The Use of Higher-Order Nonlinearities: Theory

Author:

Malomed Boris A.1

Affiliation:

1. Tel Aviv University Department of Physical Electronics, School of Electrical Engineering, Faculty of Engineering, and Center for Light-Matter Interaction, , 39040 Ramat Aviv, Tel Aviv, Israel

Abstract

This chapter presents basic theoretical results, which demonstrate the possibility of the existence of stable 2D and 3D solitons, both fundamental ones and solitons with embedded vorticity, under the action of the nonlinearity, which combines competing cubic self-attractive and quintic repulsive terms. 2D vortex solitons (alias vortex rings/annuli) have their stability regions for all integer values of the winding number (topological charge, alias vorticity) S = 1, 2, 3, …, while 3D vortex solitons, shaped as vortex tori (donuts), may be stable solely with S = 1. For systems of nonlinearly coupled NLS equations with the CQ nonlinearity, results are similar for vortex solitons with identical winding numbers in both components, while 2D ring-shaped solitons with opposite vorticities, ±S, in their components (hidden-vorticity solitons) are completely unstable against spontaneous splitting.
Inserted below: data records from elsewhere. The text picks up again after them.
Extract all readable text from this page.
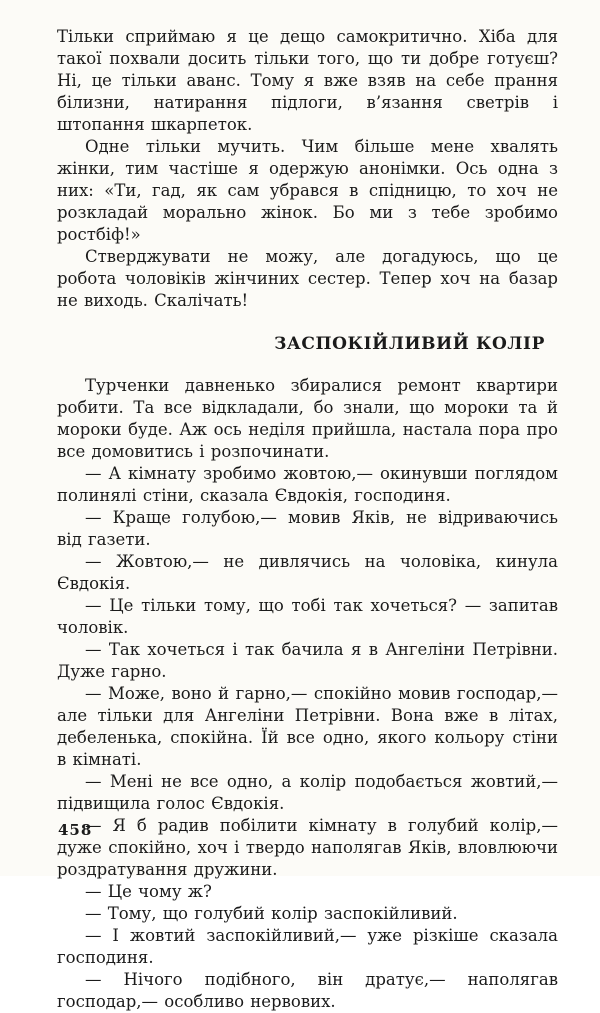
Тільки сприймаю я це дещо самокритично. Хіба для такої похвали досить тільки того, що ти добре готуєш? Ні, це тільки аванс. Тому я вже взяв на себе прання білизни, натирання підлоги, в’язання светрів і штопання шкарпеток.

Одне тільки мучить. Чим більше мене хвалять жінки, тим частіше я одержую анонімки. Ось одна з них: «Ти, гад, як сам убрався в спідницю, то хоч не розкладай морально жінок. Бо ми з тебе зробимо ростбіф!»

Стверджувати не можу, але догадуюсь, що це робота чоловіків жінчиних сестер. Тепер хоч на базар не виходь. Скалічать!

ЗАСПОКІЙЛИВИЙ КОЛІР

Турченки давненько збиралися ремонт квартири робити. Та все відкладали, бо знали, що мороки та й мороки буде. Аж ось неділя прийшла, настала пора про все домовитись і розпочинати.

— А кімнату зробимо жовтою,— окинувши поглядом полинялі стіни, сказала Євдокія, господиня.

— Краще голубою,— мовив Яків, не відриваючись від газети.

— Жовтою,— не дивлячись на чоловіка, кинула Євдокія.

— Це тільки тому, що тобі так хочеться? — запитав чоловік.

— Так хочеться і так бачила я в Ангеліни Петрівни. Дуже гарно.

— Може, воно й гарно,— спокійно мовив господар,— але тільки для Ангеліни Петрівни. Вона вже в літах, дебеленька, спокійна. Їй все одно, якого кольору стіни в кімнаті.

— Мені не все одно, а колір подобається жовтий,— підвищила голос Євдокія.

— Я б радив побілити кімнату в голубий колір,— дуже спокійно, хоч і твердо наполягав Яків, вловлюючи роздратування дружини.

— Це чому ж?

— Тому, що голубий колір заспокійливий.

— І жовтий заспокійливий,— уже різкіше сказала господиня.

— Нічого подібного, він дратує,— наполягав господар,— особливо нервових.

458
Also included are results for the effective potential of interaction between far-separated 2D and 3D fundamental and vortex solitons and for the spontaneous symmetry breaking of two-component 2D spatiotemporal optical solitons in a planar dual-core coupler. The latter setting makes it possible to introduce the concept of spatiotemporal optical vortices, which feature the vortical phase distribution in the 2D plane composed of spatial and temporal coordinates [Dror and Malomed, Phys. D 240, 526–541 (2011)]. For the comparison with the setting based on the CQ nonlinearity, the chapter includes some results for the 2D model with saturable self-focusing, where all 2D and 3D vortex solitons are unstable against splitting.